Scott et Mark Kelly, deux jumeaux astronautes pour la science
Publié le - par le blob avec l'AFP
Imaginez envoyer un astronaute dans l’espace pendant un an et pouvoir comparer les réactions de son corps à celles de son frère jumeau resté, lui, sur Terre. C’est exactement ce qu’a fait la Nasa, qui a publié jeudi dans la revue Science, les résultats d’une étude permettant de donner une meilleure idée des conséquences sur les humains de longs séjours dans l’espace.

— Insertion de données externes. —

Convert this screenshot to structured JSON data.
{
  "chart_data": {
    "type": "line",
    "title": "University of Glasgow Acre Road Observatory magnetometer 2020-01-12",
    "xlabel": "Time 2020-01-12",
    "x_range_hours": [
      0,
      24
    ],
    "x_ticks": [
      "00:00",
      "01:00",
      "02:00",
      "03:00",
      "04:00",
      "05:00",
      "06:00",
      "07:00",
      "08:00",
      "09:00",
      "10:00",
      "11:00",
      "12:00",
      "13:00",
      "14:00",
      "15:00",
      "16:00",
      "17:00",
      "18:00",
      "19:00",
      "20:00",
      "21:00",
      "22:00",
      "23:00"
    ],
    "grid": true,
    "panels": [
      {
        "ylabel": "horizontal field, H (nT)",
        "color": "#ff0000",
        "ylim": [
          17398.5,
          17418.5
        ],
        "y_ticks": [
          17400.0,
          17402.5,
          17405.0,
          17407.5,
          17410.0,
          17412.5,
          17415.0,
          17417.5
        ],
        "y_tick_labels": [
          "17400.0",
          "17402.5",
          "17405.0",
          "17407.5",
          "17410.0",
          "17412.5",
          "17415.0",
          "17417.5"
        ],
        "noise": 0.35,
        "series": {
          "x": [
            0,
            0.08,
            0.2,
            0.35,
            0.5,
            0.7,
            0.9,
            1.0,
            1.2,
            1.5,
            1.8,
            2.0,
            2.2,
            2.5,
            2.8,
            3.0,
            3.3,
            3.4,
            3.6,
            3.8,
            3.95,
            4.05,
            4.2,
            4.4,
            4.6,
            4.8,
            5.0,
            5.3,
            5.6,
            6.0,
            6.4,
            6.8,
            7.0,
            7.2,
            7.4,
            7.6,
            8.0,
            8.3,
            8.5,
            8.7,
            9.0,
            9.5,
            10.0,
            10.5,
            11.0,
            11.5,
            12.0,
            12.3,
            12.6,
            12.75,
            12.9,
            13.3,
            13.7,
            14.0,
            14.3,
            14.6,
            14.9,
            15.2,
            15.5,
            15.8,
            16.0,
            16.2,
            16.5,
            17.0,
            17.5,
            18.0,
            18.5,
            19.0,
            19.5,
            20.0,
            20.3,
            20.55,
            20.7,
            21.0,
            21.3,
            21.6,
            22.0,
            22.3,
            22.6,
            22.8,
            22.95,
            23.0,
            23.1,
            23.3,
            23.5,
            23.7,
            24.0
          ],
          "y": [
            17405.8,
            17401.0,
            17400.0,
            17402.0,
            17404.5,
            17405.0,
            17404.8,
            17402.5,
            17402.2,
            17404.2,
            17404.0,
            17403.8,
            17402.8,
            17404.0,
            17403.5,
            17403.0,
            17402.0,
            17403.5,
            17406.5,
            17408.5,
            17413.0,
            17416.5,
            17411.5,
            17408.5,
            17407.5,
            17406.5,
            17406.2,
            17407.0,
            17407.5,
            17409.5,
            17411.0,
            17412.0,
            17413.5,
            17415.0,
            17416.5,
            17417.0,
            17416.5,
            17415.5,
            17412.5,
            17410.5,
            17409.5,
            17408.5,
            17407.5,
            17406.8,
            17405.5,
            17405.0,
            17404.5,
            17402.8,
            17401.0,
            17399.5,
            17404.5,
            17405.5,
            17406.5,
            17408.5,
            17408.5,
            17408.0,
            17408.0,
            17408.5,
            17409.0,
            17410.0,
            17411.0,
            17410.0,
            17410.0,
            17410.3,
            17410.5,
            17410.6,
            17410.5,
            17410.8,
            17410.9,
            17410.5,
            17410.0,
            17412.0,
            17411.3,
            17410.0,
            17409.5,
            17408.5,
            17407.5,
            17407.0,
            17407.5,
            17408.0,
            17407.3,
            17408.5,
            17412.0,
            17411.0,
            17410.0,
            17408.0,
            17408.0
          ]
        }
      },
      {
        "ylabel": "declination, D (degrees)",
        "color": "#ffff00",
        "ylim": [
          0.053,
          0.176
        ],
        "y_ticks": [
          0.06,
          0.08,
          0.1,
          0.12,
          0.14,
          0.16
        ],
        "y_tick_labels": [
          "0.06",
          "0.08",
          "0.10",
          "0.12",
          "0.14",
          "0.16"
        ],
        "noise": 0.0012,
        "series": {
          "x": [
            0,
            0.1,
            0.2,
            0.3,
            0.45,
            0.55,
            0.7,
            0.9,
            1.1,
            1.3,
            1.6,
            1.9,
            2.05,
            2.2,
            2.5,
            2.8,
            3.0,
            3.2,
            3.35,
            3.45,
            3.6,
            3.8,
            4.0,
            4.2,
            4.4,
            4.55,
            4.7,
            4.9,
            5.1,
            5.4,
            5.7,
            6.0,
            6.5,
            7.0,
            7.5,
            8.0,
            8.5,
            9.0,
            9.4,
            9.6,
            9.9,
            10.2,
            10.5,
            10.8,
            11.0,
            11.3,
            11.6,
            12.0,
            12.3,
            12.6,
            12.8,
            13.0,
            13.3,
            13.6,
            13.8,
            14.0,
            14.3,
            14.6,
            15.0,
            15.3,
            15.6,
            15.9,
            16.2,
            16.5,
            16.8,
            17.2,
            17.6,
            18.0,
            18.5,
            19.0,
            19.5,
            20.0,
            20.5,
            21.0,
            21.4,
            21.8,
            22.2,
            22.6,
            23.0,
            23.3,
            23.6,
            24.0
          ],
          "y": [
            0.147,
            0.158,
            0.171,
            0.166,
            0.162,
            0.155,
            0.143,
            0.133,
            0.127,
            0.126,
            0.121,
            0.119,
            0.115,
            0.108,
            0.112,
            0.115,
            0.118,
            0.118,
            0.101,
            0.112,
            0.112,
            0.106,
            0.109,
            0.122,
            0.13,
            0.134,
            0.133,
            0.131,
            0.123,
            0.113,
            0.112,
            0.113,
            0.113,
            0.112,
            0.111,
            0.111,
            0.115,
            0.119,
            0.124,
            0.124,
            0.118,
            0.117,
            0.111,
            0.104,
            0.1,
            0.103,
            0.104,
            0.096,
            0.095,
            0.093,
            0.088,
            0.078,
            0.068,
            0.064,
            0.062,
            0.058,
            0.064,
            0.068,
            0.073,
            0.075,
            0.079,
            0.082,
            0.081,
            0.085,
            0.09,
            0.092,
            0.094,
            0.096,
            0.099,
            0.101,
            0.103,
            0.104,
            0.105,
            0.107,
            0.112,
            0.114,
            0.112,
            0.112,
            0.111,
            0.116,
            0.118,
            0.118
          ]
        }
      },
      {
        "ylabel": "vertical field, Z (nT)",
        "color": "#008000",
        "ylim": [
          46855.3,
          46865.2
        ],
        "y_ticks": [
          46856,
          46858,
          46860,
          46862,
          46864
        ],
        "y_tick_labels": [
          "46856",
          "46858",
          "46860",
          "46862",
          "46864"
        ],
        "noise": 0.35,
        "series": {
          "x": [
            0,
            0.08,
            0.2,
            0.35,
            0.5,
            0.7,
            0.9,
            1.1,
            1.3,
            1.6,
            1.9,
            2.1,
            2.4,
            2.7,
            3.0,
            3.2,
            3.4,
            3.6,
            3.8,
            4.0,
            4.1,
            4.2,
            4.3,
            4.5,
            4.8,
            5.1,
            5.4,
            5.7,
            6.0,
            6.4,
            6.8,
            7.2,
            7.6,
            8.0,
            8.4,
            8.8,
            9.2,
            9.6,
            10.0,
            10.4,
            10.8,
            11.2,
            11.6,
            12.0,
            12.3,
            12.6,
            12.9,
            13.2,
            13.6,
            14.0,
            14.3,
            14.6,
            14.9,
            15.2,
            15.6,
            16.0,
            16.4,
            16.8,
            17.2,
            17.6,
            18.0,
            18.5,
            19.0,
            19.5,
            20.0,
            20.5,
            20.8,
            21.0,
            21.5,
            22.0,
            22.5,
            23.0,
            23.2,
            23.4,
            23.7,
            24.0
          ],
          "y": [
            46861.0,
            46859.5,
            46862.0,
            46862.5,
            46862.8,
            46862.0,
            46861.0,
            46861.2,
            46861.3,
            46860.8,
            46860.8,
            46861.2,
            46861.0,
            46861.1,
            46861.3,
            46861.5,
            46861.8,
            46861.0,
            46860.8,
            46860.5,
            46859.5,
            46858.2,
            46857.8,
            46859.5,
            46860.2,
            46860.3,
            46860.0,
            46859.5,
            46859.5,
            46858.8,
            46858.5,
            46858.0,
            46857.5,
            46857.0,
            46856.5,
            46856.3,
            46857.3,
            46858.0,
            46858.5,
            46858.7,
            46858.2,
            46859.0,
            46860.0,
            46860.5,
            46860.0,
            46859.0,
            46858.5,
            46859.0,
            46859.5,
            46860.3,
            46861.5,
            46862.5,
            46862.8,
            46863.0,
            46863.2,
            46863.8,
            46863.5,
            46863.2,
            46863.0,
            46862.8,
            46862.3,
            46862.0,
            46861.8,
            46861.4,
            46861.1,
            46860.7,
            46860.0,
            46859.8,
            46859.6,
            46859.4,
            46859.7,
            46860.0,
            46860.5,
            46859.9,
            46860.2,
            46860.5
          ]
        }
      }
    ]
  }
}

L’astronaute américain Scott Kelly, 50 ans, a passé en 2015 près d’un an dans la Station spatiale internationale (ISS), pendant que son frère Mark, lui-même ancien astronaute, restait sur la terre ferme. Comme Scott et Mark disposent du même patrimoine génétique, 84 chercheurs, issus de 12 universités différentes, ont scruté attentivement les organismes des deux frères pour tenter d’isoler les conséquences moléculaires, cognitives et physiologiques d’un séjour de longue durée dans l’espace (340 jours consécutifs, entre 2015 et 2016).
Résultat : la plupart des modifications provoquées par un voyage spatial disparaissent peu à peu après le retour sur la Planète bleue. Scott, qui a comme son frère participé par le passé à plusieurs missions de la navette spatiale américaine, a été examiné avant, pendant et après son voyage. Du sang, de l’urine et des échantillons de selles ont été rapportés sur Terre à bord de vaisseaux ravitailleurs.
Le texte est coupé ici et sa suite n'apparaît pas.